Pour Le Ménagier c'est clair, la vinaigrette doit être brune " Brune, comme sera-t-elle brune s'il n'y a pas de pain hallé (grillé)? " La sauce Jance au gingembre doit être jaune, de même que la chaudumée au brochet qui comporte beaucoup de safran, de poivre long, de graines de paradis, il faut que se " soit jaune ". D'après lui la genesté, un ragoût, est appelé ainsi à cause de sa couleur jaune qui rappelle les fleurs de genêt et doit en avoir la couleur grâce à du jaune d'or et du safran. A propos du brouet à la mode de Savoie, il écrit:: "Et Nota que si le safran colore le brouet en jaune, le persil le colore en vert. Il semble qu'on obtienne une mauvaise couleur; elle serait sans doute plus nette si le pain était noirci, car le pain noirci et le safran donnent du vert, tout comme le persil ". Il dit du brouet vert aux oeufs et aux fromages qu'il doit être vert, qu'il " soit vergay ". La sautyé, sauce verte pour conserver le poisson de mer est à base d'hysope, d'oseille entière , de persil, de sauge et de marjolaine, il précise qu'une fois le tout passé, la couleur doit être verte. Un texte italien du 14e siècle affirme: " Pour tout ce qui est dit ici, le bon cuisinier pourra en tout être savant, et il pourra varier et colorer les plats selon son sentiment. "

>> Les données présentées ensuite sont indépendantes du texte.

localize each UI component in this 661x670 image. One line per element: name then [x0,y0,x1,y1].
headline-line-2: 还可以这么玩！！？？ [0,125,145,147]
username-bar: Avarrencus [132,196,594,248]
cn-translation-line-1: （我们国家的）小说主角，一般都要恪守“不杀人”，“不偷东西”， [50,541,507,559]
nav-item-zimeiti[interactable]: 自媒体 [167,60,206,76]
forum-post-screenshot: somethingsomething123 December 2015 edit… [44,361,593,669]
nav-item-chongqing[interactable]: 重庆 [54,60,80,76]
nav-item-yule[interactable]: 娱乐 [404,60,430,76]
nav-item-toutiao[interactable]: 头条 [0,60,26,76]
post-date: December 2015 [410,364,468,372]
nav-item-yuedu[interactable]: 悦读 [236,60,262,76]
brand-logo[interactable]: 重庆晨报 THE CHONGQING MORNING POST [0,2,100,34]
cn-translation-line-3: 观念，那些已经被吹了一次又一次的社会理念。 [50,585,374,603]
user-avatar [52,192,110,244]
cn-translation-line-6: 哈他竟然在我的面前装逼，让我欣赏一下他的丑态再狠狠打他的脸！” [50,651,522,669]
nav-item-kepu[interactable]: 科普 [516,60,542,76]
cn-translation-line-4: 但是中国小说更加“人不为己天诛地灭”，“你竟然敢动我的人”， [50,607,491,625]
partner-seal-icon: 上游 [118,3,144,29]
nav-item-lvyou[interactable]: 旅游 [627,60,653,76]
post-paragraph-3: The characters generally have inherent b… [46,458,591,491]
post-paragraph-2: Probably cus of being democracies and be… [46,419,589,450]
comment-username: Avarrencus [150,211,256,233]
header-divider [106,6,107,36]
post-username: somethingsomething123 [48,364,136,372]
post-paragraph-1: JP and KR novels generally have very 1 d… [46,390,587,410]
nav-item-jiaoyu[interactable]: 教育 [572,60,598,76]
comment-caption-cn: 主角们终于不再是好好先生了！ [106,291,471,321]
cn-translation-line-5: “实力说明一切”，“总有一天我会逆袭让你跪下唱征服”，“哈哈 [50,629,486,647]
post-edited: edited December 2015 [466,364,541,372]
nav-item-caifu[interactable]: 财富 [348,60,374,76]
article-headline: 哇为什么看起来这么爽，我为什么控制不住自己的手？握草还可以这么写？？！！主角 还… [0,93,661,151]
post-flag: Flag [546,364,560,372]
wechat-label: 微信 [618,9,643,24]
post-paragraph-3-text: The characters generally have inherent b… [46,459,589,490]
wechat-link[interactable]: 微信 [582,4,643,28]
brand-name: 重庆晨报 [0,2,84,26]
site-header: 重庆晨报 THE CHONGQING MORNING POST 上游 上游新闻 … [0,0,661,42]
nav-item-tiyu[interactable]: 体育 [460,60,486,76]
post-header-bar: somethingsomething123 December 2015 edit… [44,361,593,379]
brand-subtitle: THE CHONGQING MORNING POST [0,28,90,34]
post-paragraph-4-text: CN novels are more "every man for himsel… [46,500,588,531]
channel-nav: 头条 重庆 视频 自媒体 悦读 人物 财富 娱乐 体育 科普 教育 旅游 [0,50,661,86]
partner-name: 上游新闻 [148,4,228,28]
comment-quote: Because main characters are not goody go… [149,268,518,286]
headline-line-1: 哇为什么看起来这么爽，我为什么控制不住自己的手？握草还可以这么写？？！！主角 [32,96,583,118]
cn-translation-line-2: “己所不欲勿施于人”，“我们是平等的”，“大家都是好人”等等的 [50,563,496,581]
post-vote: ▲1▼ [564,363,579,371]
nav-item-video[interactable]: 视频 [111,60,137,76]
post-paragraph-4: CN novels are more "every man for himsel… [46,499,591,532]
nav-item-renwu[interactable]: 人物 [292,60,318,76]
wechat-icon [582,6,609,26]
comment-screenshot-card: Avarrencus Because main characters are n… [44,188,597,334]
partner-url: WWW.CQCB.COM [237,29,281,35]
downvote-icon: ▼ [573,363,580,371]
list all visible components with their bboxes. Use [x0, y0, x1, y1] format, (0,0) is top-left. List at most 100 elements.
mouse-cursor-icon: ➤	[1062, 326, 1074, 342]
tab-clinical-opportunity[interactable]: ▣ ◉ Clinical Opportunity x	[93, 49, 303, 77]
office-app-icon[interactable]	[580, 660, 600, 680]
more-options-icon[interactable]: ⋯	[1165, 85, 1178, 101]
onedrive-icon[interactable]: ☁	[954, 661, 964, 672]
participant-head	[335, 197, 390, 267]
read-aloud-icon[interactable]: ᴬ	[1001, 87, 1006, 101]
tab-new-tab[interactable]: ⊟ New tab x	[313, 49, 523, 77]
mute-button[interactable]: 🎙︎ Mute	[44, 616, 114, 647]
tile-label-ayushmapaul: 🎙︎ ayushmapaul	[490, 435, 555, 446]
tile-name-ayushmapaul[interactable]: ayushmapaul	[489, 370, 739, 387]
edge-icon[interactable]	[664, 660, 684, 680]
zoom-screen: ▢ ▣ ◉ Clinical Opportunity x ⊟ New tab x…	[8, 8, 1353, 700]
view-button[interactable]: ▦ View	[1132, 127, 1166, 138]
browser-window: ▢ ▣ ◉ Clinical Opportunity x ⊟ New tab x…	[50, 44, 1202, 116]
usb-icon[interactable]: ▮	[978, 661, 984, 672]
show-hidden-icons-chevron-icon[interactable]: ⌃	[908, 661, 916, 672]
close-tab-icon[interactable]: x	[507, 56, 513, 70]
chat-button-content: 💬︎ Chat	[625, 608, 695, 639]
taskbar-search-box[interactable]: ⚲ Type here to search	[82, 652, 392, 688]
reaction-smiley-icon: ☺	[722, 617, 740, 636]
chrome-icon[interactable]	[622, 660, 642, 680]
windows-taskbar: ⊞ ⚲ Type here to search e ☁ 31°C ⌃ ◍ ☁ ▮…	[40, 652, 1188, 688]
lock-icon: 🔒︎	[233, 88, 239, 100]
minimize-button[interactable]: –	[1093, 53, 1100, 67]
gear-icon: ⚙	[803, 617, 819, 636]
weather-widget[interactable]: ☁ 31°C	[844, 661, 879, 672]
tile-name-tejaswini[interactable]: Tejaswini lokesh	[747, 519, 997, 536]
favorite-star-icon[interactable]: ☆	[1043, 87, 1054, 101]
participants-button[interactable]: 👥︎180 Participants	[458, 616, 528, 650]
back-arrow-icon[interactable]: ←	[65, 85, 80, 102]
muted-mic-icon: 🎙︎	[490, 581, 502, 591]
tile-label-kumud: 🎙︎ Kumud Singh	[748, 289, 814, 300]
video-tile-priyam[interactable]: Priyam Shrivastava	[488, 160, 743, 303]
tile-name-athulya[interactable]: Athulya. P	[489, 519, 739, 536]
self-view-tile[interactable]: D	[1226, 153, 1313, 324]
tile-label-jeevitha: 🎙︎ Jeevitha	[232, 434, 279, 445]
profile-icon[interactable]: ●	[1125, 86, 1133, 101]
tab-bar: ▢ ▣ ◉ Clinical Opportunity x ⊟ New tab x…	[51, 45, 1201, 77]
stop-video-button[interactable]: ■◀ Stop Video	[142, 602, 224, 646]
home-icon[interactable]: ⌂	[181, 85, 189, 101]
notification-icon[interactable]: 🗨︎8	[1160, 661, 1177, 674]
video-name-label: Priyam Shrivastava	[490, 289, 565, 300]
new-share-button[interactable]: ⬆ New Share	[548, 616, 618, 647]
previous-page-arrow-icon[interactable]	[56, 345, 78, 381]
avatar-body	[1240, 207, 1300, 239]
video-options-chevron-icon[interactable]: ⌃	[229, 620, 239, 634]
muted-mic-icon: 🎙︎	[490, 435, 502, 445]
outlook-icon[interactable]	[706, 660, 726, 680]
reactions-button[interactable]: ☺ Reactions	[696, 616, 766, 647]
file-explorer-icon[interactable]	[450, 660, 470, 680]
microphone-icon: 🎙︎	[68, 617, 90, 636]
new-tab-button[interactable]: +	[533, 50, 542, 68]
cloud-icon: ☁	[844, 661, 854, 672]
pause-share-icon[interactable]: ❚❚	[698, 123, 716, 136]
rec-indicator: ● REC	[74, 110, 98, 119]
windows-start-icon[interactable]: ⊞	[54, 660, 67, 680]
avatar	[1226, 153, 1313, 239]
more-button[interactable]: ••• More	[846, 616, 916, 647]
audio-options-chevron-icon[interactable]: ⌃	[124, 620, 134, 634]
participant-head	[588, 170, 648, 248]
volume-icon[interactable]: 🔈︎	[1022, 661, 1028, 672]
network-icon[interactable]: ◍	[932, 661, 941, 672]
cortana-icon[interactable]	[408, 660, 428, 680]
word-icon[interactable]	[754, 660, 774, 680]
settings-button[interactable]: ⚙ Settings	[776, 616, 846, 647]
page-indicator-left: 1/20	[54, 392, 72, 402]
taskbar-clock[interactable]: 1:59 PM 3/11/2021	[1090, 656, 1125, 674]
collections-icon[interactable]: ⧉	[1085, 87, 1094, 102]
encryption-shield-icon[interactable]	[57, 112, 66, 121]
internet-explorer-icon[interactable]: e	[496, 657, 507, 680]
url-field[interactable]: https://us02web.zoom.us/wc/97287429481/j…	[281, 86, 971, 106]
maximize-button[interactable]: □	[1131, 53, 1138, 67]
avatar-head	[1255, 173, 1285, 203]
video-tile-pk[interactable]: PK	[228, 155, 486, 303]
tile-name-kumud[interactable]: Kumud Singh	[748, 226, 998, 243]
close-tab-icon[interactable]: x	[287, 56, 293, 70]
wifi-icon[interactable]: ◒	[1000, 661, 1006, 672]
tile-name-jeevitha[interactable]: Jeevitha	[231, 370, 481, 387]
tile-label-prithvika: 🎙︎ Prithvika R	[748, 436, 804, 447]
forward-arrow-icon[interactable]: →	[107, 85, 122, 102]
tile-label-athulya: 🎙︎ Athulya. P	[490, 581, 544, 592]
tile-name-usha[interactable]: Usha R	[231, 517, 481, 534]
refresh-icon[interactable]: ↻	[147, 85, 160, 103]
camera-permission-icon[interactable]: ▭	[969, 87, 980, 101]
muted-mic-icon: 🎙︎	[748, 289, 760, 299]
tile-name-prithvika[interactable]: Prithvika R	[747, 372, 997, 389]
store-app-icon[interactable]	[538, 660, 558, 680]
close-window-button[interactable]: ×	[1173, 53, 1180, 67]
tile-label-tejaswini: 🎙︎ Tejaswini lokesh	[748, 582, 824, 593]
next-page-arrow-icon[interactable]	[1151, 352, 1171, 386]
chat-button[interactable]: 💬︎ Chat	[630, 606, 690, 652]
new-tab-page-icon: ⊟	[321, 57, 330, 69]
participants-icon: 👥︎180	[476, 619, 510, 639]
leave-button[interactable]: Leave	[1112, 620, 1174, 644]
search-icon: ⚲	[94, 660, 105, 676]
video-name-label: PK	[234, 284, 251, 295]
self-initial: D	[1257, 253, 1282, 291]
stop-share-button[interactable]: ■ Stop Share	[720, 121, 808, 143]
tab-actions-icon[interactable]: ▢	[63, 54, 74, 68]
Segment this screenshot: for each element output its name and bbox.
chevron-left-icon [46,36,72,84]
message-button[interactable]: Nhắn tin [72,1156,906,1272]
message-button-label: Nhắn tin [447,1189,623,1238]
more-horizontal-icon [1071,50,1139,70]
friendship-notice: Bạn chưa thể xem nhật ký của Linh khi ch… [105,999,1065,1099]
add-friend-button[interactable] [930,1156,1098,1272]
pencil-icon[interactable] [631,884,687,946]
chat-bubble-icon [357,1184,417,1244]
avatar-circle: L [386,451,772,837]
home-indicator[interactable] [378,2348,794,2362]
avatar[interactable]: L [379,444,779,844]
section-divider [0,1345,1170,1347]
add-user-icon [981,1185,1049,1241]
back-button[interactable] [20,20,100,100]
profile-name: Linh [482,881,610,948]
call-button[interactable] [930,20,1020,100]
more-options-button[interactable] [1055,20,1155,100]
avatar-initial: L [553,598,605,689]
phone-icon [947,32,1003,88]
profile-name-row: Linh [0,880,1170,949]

Apparemment Le Ménagier aime beaucoup le vert avec ses 26 recettes et 27 autres plats qu'on doit servir avec de la sauce verte. La couleur semble primer le goût dans la plupart des recueils de recette de l'époque, puisque la saveur des herbes est très variable, et qu'on les conseillait indifféremment pour leur capacité à colorer. Ainsi pour la sauce verte pour accompagner le poisson Le Ménagier dit qu'il faut broyer du persil et de l'oseille ou l'un des deux ou encore du romarin, mais il faut s'arranger pour que cela soit vert. Peu importe qu'ils s'agissent de feuilles d'oseille, d'épinard, de persil, de bourrache, de menthe, de blé d'hiver, de fèves, de vigne, de benoîte ou de barbarin!
Isabeau de Bavière avait mis le vert à la mode. D'abord, réservée à la chambre d'accouchée, cette couleur était devenue distinguée au point que les riches bourgeoises la choisissaient pour les tentures de leurs chambres.